In den Anträgen wird der Anspruch auf Schadenersatz insbesondere von Verbrauchern ohne Rechtsbeistand mit den realisierten Anlageverlusten begründet. Dabei wird außer Acht gelassen, dass eine Bank bei noch so guter Beratung nicht den Anlageerfolg schuldet, sondern nur eine anlage- und anlegergerechte Beratung im Vorfeld des Anlageentschlusses.
Oft konnte von den Ombudsleuten aufgrund der unterschiedlichen Darstellungen beider Streitparteien hinsichtlich des Beratungsverlaufs mangels Beweiserhebungsmöglichkeit nicht eindeutig festgestellt werden, dass die Beratung der Bank den von der Rechtsprechung entwickelten Anforderungen nicht entsprach. Im nachfolgenden Schlichtungsvorschlag S 18/20 war der Sach- und Streitstand etwas anders gelagert: Nach Aktenlage konnte der Ombudsmann feststellen, dass die aus dem Beratungsvertrag resultierende Verpflichtung zur Aufklärung über geflossene Rückvergütungen nicht ordnungsgemäß erfolgte, sah aber dennoch die Möglichkeit, dass bei einem gerichtlichen Beweisaufnahmeverfahren das Gericht zu einer anderen Einschätzung kommen könnte, und hat deswegen zugunsten des Kunden nur einen Vergleichsvorschlag unterbreitet:
„Die Antragstellerin verlangt mit ihrem am 31. Januar 2020 bei der Kundenbeschwerdestelle eingegangenen Schlichtungsantrag Schadensersatz wegen behaupteter fehlerhafter Anlageberatung. Am 3. Februar 2010 erwarb sie auf Empfehlung der Antragsgegnerin und nach Beratung durch deren Mitarbeiterin S. über eine Treuhänderin Kommanditanteile an der DS-Rendite-Fonds Nummer 136 Flugzeugfonds XI GmbH & Co.
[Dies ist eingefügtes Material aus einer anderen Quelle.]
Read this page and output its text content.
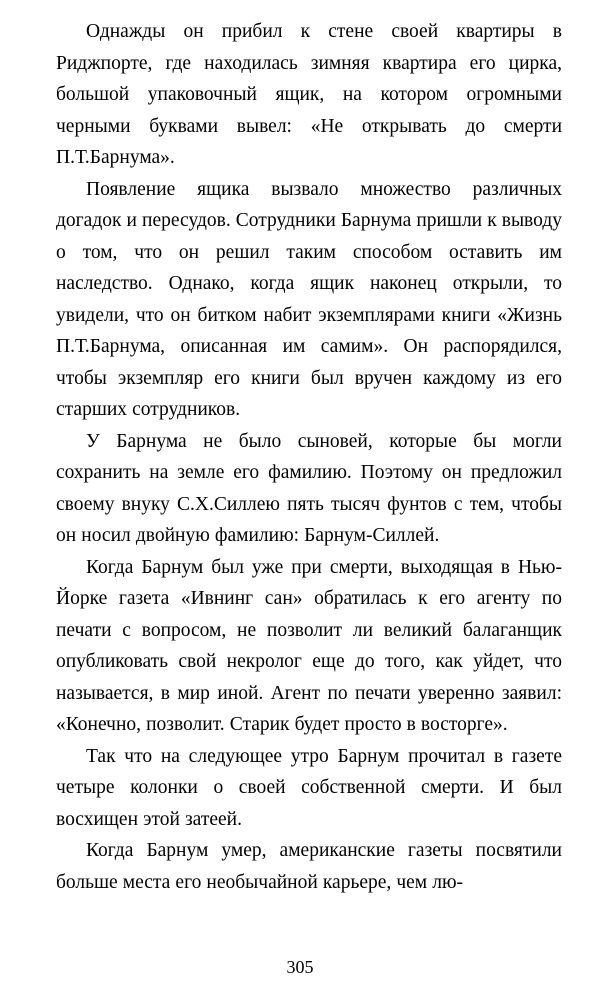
Однажды он прибил к стене своей квартиры в Риджпорте, где находилась зимняя квартира его цирка, большой упаковочный ящик, на котором огромными черными буквами вывел: «Не открывать до смерти П.Т.Барнума».

Появление ящика вызвало множество различных догадок и пересудов. Сотрудники Барнума пришли к выводу о том, что он решил таким способом оставить им наследство. Однако, когда ящик наконец открыли, то увидели, что он битком набит экземплярами книги «Жизнь П.Т.Барнума, описанная им самим». Он распорядился, чтобы экземпляр его книги был вручен каждому из его старших сотрудников.

У Барнума не было сыновей, которые бы могли сохранить на земле его фамилию. Поэтому он предложил своему внуку С.Х.Силлею пять тысяч фунтов с тем, чтобы он носил двойную фамилию: Барнум-Силлей.

Когда Барнум был уже при смерти, выходящая в Нью-Йорке газета «Ивнинг сан» обратилась к его агенту по печати с вопросом, не позволит ли великий балаганщик опубликовать свой некролог еще до того, как уйдет, что называется, в мир иной. Агент по печати уверенно заявил: «Конечно, позволит. Старик будет просто в восторге».

Так что на следующее утро Барнум прочитал в газете четыре колонки о своей собственной смерти. И был восхищен этой затеей.

Когда Барнум умер, американские газеты посвятили больше места его необычайной карьере, чем лю-

305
KG. Hierfür bezahlte sie 10.000,00 Euro zuzüglich 5 Prozent Agio.
Sie macht nunmehr geltend, die Beratung seitens der Antragsgegnerin sei weder anleger- noch anlagegerecht gewesen. Ihr sei es um eine langfristige Kapitalanlage zur Altersvorsorge ohne hohe Verlustrisiken gegangen. Dem werde die empfohlene Anlage, die als sicher und bankgeprüft angepriesen worden sei, nicht gerecht. Eine Aufklärung über die wesentlichen Risiken der Beteiligung sei nicht erfolgt. Auch der Emissionsprospekt, der nicht rechtzeitig übergeben worden sei, sei fehlerhaft, wofür die Antragsgegnerin ebenfalls hafte. Zudem sei keine Aufklärung darüber erfolgt, dass und in welcher Höhe die Antragsgegnerin eine Provision in Form einer Rückvergütung aus und im Zusammenhang mit der Vermittlung des Fonds erhalte.
Dem tritt die Antragsgegnerin entgegen. Unter Hinweis auf eine mir nicht vorliegende „ergänzende Vermittlungsdokumentation“ vom 3. Februar 2010 trägt sie vor, es hätten zwei Beratungsgespräche stattgefunden, bei denen die Antragstellerin anhand des Prospekts aufgeklärt worden sei. Die Antragstellerin habe sich selbst als risikobereit eingestuft; sie habe mitgeteilt, dass sie bei entsprechenden Angeboten auch spekulativ anlegen wolle. Als Anlageziel sei auch der Vermögensaufbau genannt worden. Ausweislich des vorliegenden Protokolls sei die Antragstellerin auch darüber aufgeklärt worden, dass sie, die Antragsgegnerin, für die Vermittlung eine Provision erhalte, nämlich das Agio sowie eine Provision von bis zu 3 Prozent.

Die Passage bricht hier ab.